The end of an era is at hand. Today marks the last day of BBC World Service Broadcasts to China and Russia after 70 years on the air. Voice of America (VOA) may not be far behind.
VOA several years ago closed down its Russian broadcasts, and, according to the President’s 2012 budget request, broadcasts to China are soon to follow. Already shortwave service in Cantonese has been closed down, and in October, Mandarin is to follow. Next year, television as well as AM and FM radio are on the cutting block.

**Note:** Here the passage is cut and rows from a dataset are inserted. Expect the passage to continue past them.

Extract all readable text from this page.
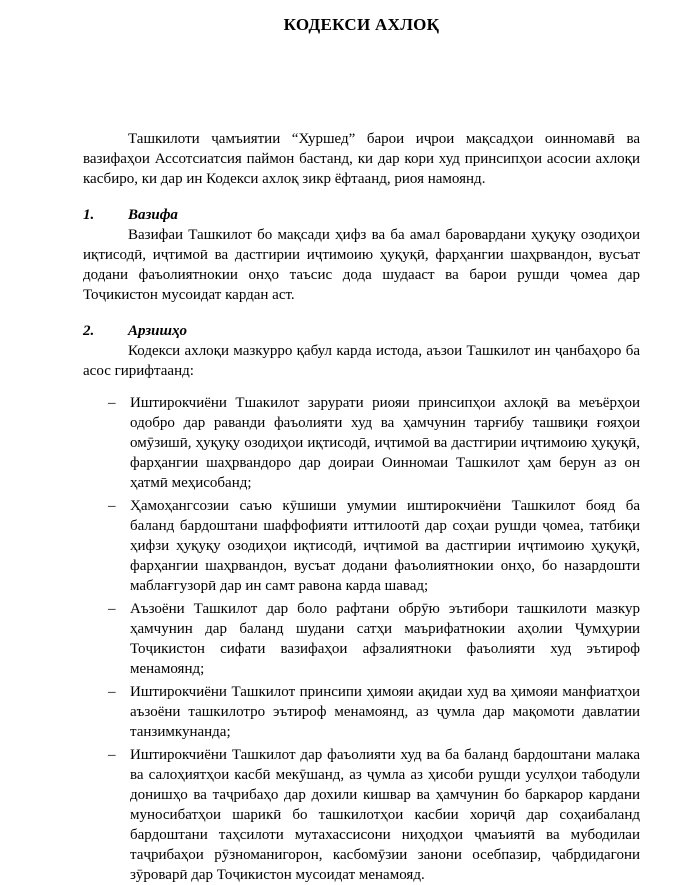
КОДЕКСИ АХЛОҚ

Ташкилоти ҷамъиятии “Хуршед” барои иҷрои мақсадҳои оинномавӣ ва вазифаҳои Ассотсиатсия паймон бастанд, ки дар кори худ принсипҳои асосии ахлоқи касбиро, ки дар ин Кодекси ахлоқ зикр ёфтаанд, риоя намоянд.

1.	Вазифа

Вазифаи Ташкилот бо мақсади ҳифз ва ба амал баровардани ҳуқуқу озодиҳои иқтисодӣ, иҷтимоӣ ва дастгирии иҷтимоию ҳуқуқӣ, фарҳангии шаҳрвандон, вусъат додани фаъолиятнокии онҳо таъсис дода шудааст ва барои рушди ҷомеа дар Тоҷикистон мусоидат кардан аст.

2.	Арзишҳо

Кодекси ахлоқи мазкурро қабул карда истода, аъзои Ташкилот ин ҷанбаҳоро ба асос гирифтаанд:

– Иштирокчиёни Тшакилот зарурати риояи принсипҳои ахлоқӣ ва меъёрҳои одобро дар раванди фаъолияти худ ва ҳамчунин тарғибу ташвиқи ғояҳои омӯзишӣ, ҳуқуқу озодиҳои иқтисодӣ, иҷтимоӣ ва дастгирии иҷтимоию ҳуқуқӣ, фарҳангии шаҳрвандоро дар доираи Оинномаи Ташкилот ҳам берун аз он ҳатмӣ меҳисобанд;
– Ҳамоҳангсозии саъю кӯшиши умумии иштирокчиёни Ташкилот бояд ба баланд бардоштани шаффофияти иттилоотӣ дар соҳаи рушди ҷомеа, татбиқи ҳифзи ҳуқуқу озодиҳои иқтисодӣ, иҷтимоӣ ва дастгирии иҷтимоию ҳуқуқӣ, фарҳангии шаҳрвандон, вусъат додани фаъолиятнокии онҳо, бо назардошти маблағгузорӣ дар ин самт равона карда шавад;
– Аъзоёни Ташкилот дар боло рафтани обрӯю эътибори ташкилоти мазкур ҳамчунин дар баланд шудани сатҳи маърифатнокии аҳолии Ҷумҳурии Тоҷикистон сифати вазифаҳои афзалиятноки фаъолияти худ эътироф менамоянд;
– Иштирокчиёни Ташкилот принсипи ҳимояи ақидаи худ ва ҳимояи манфиатҳои аъзоёни ташкилотро эътироф менамоянд, аз ҷумла дар мақомоти давлатии танзимкунанда;
– Иштирокчиёни Ташкилот дар фаъолияти худ ва ба баланд бардоштани малака ва салоҳиятҳои касбӣ мекӯшанд, аз ҷумла аз ҳисоби рушди усулҳои табодули донишҳо ва таҷрибаҳо дар дохили кишвар ва ҳамчунин бо баркарор кардани муносибатҳои шарикӣ бо ташкилотҳои касбии хориҷӣ дар соҳаибаланд бардоштани таҳсилоти мутахассисони ниҳодҳои ҷмаъиятӣ ва мубодилаи таҷрибаҳои рӯзноманигорон, касбомӯзии занони осебпазир, ҷабрдидагони зӯроварӣ дар Тоҷикистон мусоидат менамояд.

The Chinese people have been able to rely on truthful information from VOA and the BBC throughout their many national traumas, including Tiananmen Square. No more. While some VOA shortwave programming is to be transferred to Radio Free Asia (which is also owned by the U.S. government), the Internet will henceforth be the primary medium of communication with the people of China, a country whose government is world-class when it comes to Internet censorship.
On VOA’s Chinese service, which devoted an evening show to the broadcasting cuts last week, callers from China expressed their disappointment and dismay with the radio silence from the West that is about to befall them. Contrary to arguments that radio and satellite TV are completely jammed by the Chinese government, callers from a number of provinces, from Beijing to rural China to Inner Mongolia, spoke of their reliance on VOA as an honest and credible source of source of news. They spoke of not knowing where to turn if the broadcasts go off the air. One expressed deep mystification and sadness: “Why are you abandoning us?”
My co-workers often ask me, because I am pro-peace-through-strength and pro-just-war, what my plan is for dealing with strategic hot-spots like Lebanon, Syria, North Korea and Iran. Well the first order of business is to oppose Islamic radicalism with peaceful means. My model is Ronald Reagan. If you can win a war without firing a shot, then you need to do that. Broadcasting pro-Western messages into trouble spots and arming pro-democracy groups costs us basically nothing. There isn’t anything wrong with the United States using its wealth and power to promote democracy, capitalism and peace abroad. We have the power to do it, and we ought to insofar as we are able to. It’s better to use radio broadcasts now than Tomahawk cruise missiles later, as much as I love Tomahawk cruise missiles.